PCEA ordered to pay landowner Sh2.5m for trespassing

The entrance to Mombasa Law Courts.

Photo credit: File I Nation Media Group

A court has ordered a branch of the Presbyterian Church of East Africa (PCEA) to pay a manr Sh2.5 million in damages for trespassing on his two parcels of land in Mariakani, Kilifi County.

PCEA has also been given three months to move out of the plots, where it operates a girls’ secondary school, after the court ruled that Mr Nicholas Munyi Kaigua is the rightful owner of the land.

“I declare that the first defendant (the church) has no right to be on that land. Having no proprietary rights over it, it (church) is hereby declared a trespasser,” ruled Justice Sila Munyao of the Environment and Land Court in Mombasa.

Justice Munyao also ordered the church to remove its structures from the land within three months. If it fails to do so, he said, Mr Kaigua would be at liberty to demolish them and bill the church.

The judge found that the church started developing the land although it did not have a title deed in its name for it.

“Why was the church proceeding to construct in a hurry on land that it even did not have title to? It was careless if not reckless to do so,” Justice Munyao said.

“How do you proceed to undertake massive investment of a school development on land that you have no title to?”

Through lawyer Gikandi Ngibuini, Mr Kaigua had sued the church asserting that he was the owner of the two plots.

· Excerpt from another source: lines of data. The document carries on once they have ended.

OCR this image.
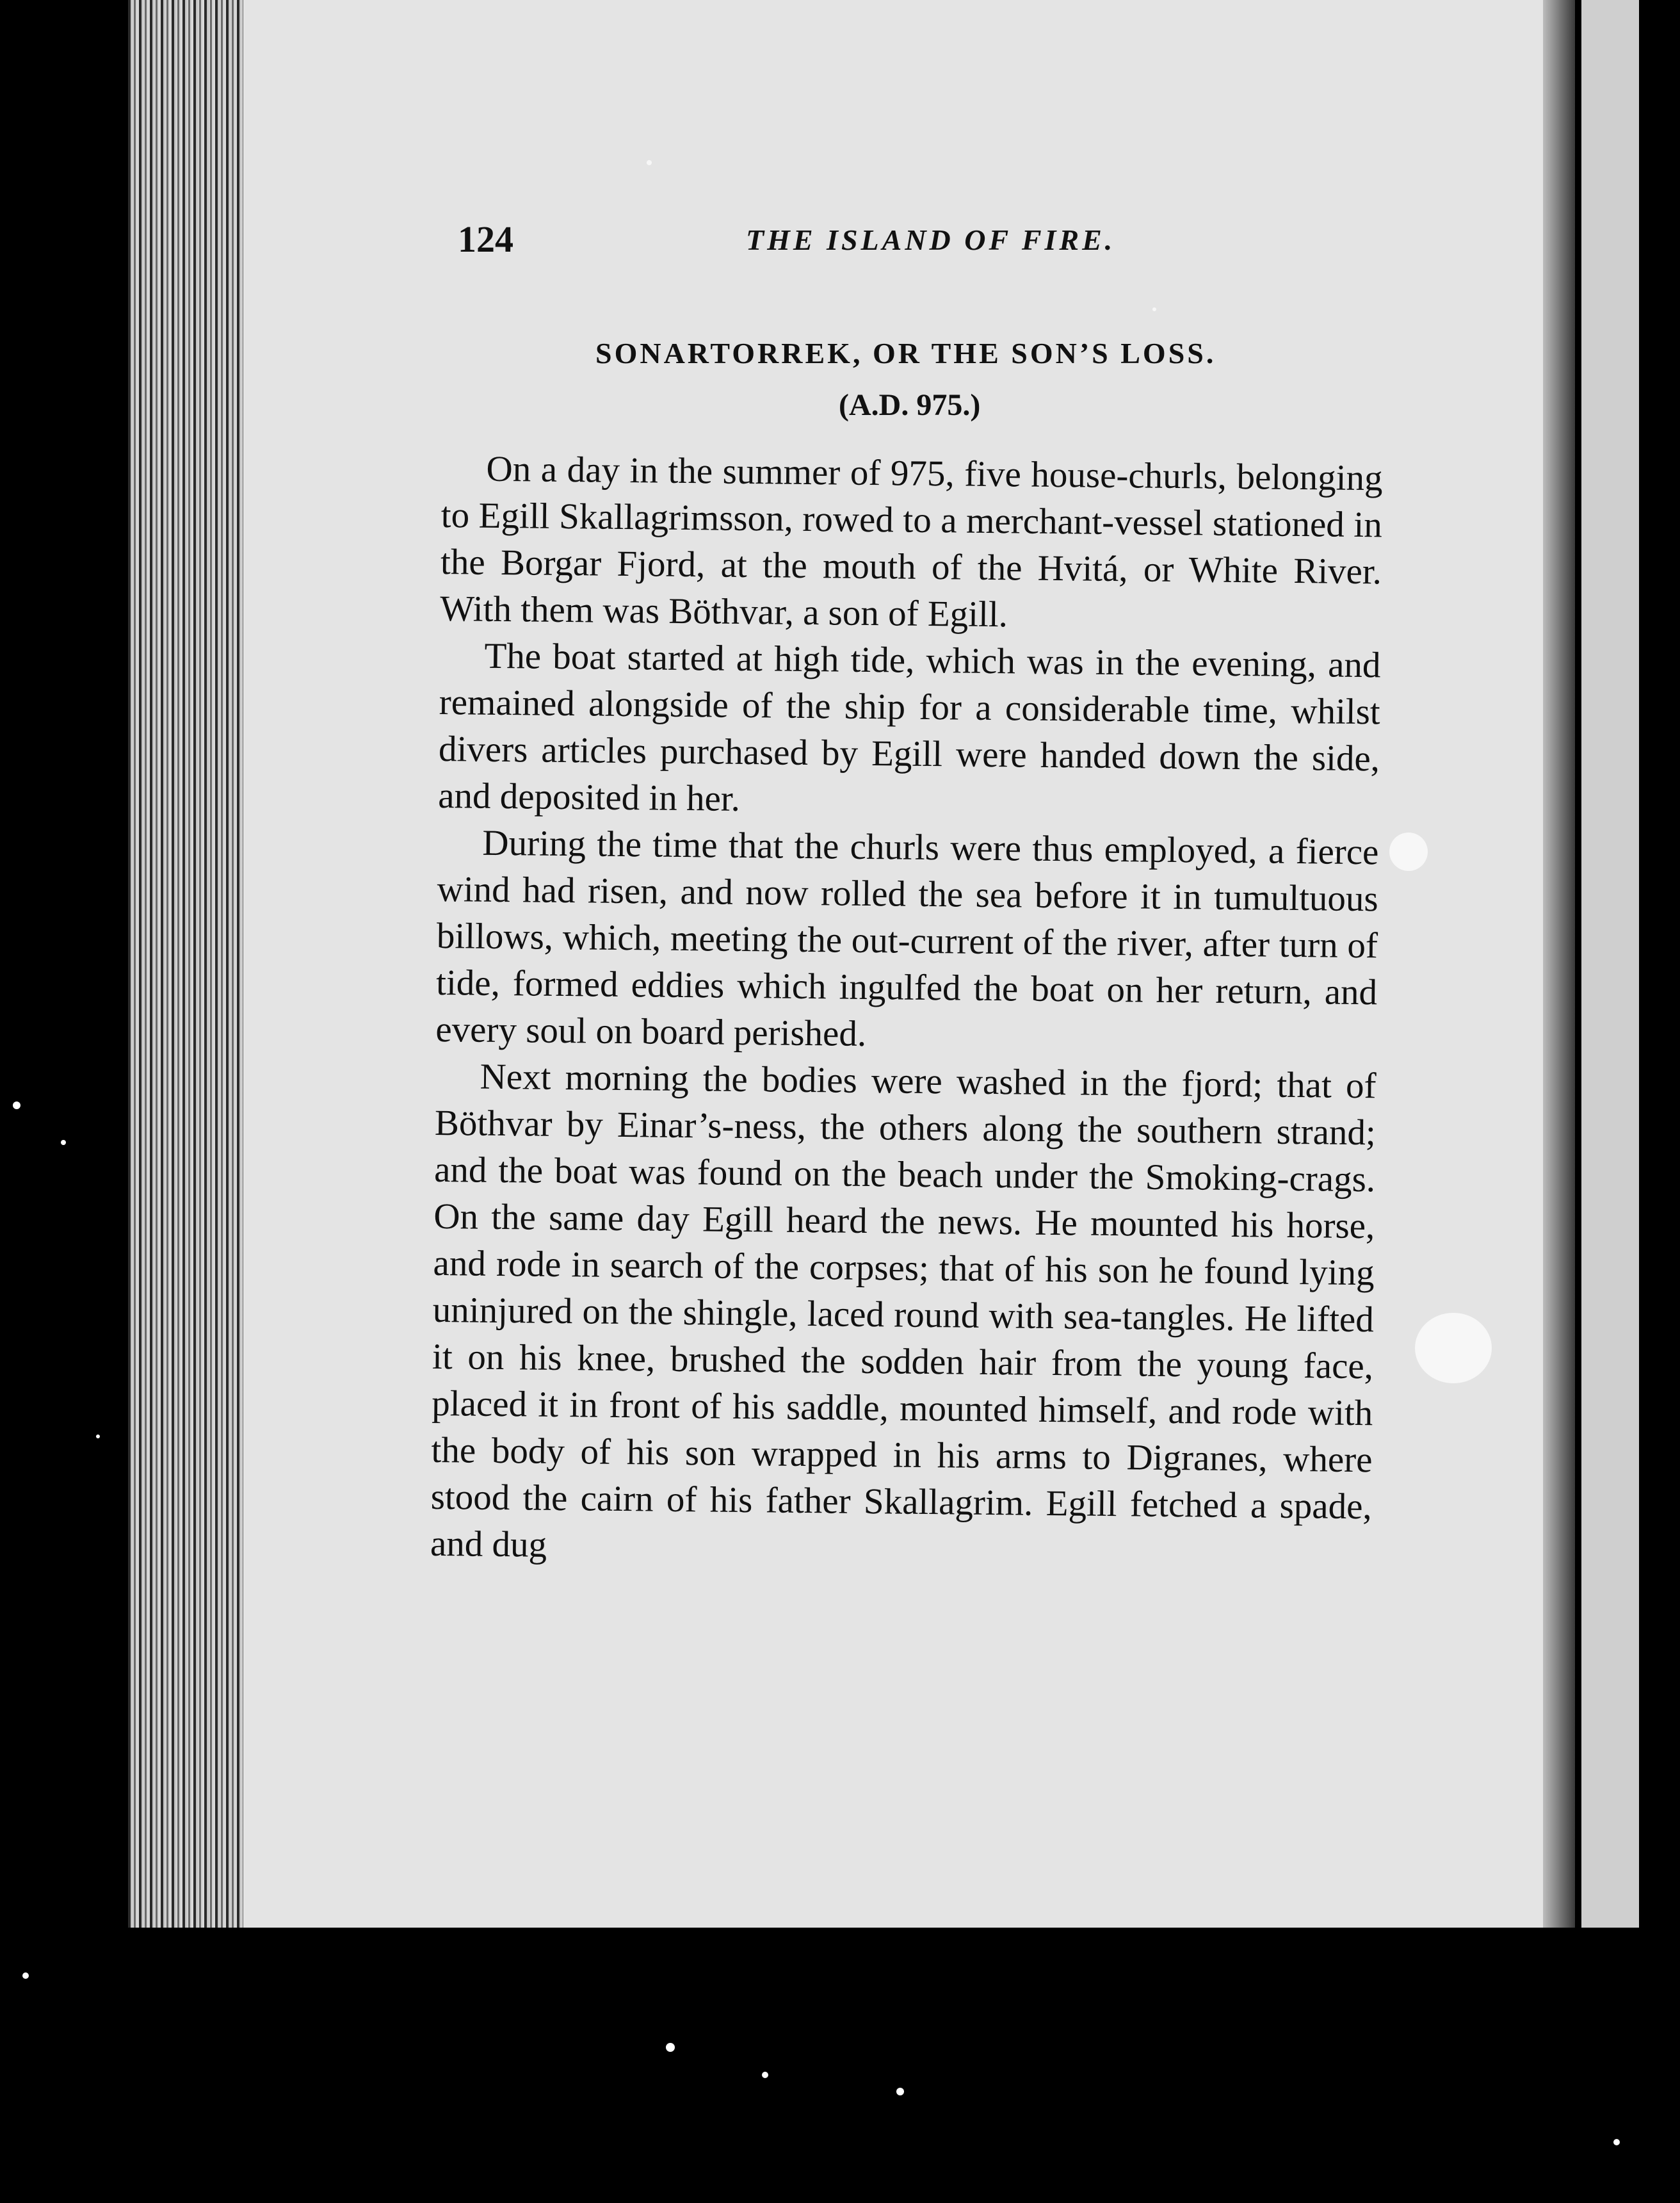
124	THE ISLAND OF FIRE.
SONARTORREK, OR THE SON’S LOSS.
(A.D. 975.)

On a day in the summer of 975, five house-churls, belonging to Egill Skallagrimsson, rowed to a merchant-vessel stationed in the Borgar Fjord, at the mouth of the Hvitá, or White River. With them was Böthvar, a son of Egill.

The boat started at high tide, which was in the evening, and remained alongside of the ship for a considerable time, whilst divers articles purchased by Egill were handed down the side, and deposited in her.

During the time that the churls were thus employed, a fierce wind had risen, and now rolled the sea before it in tumultuous billows, which, meeting the out-current of the river, after turn of tide, formed eddies which ingulfed the boat on her return, and every soul on board perished.

Next morning the bodies were washed in the fjord; that of Böthvar by Einar’s-ness, the others along the southern strand; and the boat was found on the beach under the Smoking-crags. On the same day Egill heard the news. He mounted his horse, and rode in search of the corpses; that of his son he found lying uninjured on the shingle, laced round with sea-tangles. He lifted it on his knee, brushed the sodden hair from the young face, placed it in front of his saddle, mounted himself, and rode with the body of his son wrapped in his arms to Digranes, where stood the cairn of his father Skallagrim. Egill fetched a spade, and dug
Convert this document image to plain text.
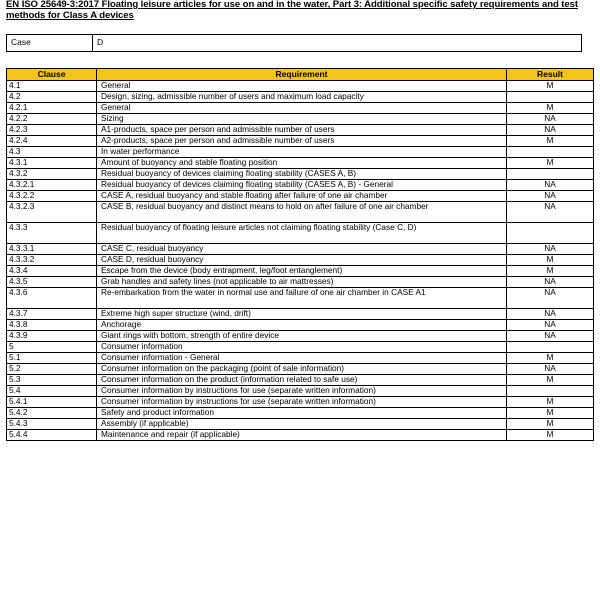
EN ISO 25649-3:2017 Floating leisure articles for use on and in the water, Part 3: Additional specific safety requirements and test methods for Class A devices
Case	D
Clause	Requirement	Result
4.1	General	M
4.2	Design, sizing, admissible number of users and maximum load capacity	
4.2.1	General	M
4.2.2	Sizing	NA
4.2.3	A1-products, space per person and admissible number of users	NA
4.2.4	A2-products, space per person and admissible number of users	M
4.3	In water performance	
4.3.1	Amount of buoyancy and stable floating position	M
4.3.2	Residual buoyancy of devices claiming floating stability (CASES A, B)	
4.3.2.1	Residual buoyancy of devices claiming floating stability (CASES A, B) - General	NA
4.3.2.2	CASE A, residual buoyancy and stable floating after failure of one air chamber	NA
4.3.2.3	CASE B, residual buoyancy and distinct means to hold on after failure of one air chamber	NA
4.3.3	Residual buoyancy of floating leisure articles not claiming floating stability (Case C, D)	
4.3.3.1	CASE C, residual buoyancy	NA
4.3.3.2	CASE D, residual buoyancy	M
4.3.4	Escape from the device (body entrapment, leg/foot entanglement)	M
4.3.5	Grab handles and safety lines (not applicable to air mattresses)	NA
4.3.6	Re-embarkation from the water in normal use and failure of one air chamber in CASE A1	NA
4.3.7	Extreme high super structure (wind, drift)	NA
4.3.8	Anchorage	NA
4.3.9	Giant rings with bottom, strength of entire device	NA
5	Consumer information	
5.1	Consumer information - General	M
5.2	Consumer information on the packaging (point of sale information)	NA
5.3	Consumer information on the product (information related to safe use)	M
5.4	Consumer information by instructions for use (separate written information)	
5.4.1	Consumer information by instructions for use (separate written information)	M
5.4.2	Safety and product information	M
5.4.3	Assembly (if applicable)	M
5.4.4	Maintenance and repair (if applicable)	M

Mr Kaigua purchased the properties while they were under adjudication and the register ended up reflecting his name and he was subsequently issued with title deed.

For its part, the church said it purchased the land and other nearby parcels, totalling 24 acres, from Ms Jumwa Jefa and Ms Sidi Chengo (who have since died).

Church elder Samwel Thairu said it first purchased from Ms Chengo 5.3 acres before reaching a deal with her and Ms Jefa to purchase a further 19 acres.

Mr Thairu told the court they paid the sellers, took possession of the land and built a girls’ secondary school on it.

He said that they engaged a surveyor, who fraudulently registered the land in the names of the deceased women and illegally proceeded to subdivide it.

On cross-examination by Mr Ngibuini, Mr Thairu could not explain how PCEA got the approval to build the school without a title in its name.

The court also noted that another defense offered by the church was that it rightfully purchased the land from the deceased.

But the court said that the sales happened before the land was adjudicated in 2010 and what the church purchased was subject to adjudication.

“If the adjudication process found that the land was not of the vendors (deceased), then any person who purchased from them could not get a good title. Their title was contingent upon the vendors succeeding in the process of adjudication,” Justice Munyao said.

The court also noted that the deceased sellers were not successful during adjudication and it had seen evidence that they had disputes with their neighbours that were determined by the adjudication committee against them.

“If they lost, which they did, then any person who purported to purchase land from them cannot claim to now have good title to the land,” the judge said.

“It follows that the church cannot be protected by hiding behind the sale agreements entered into with Jumwa Jefwa and Sidi Chengo.”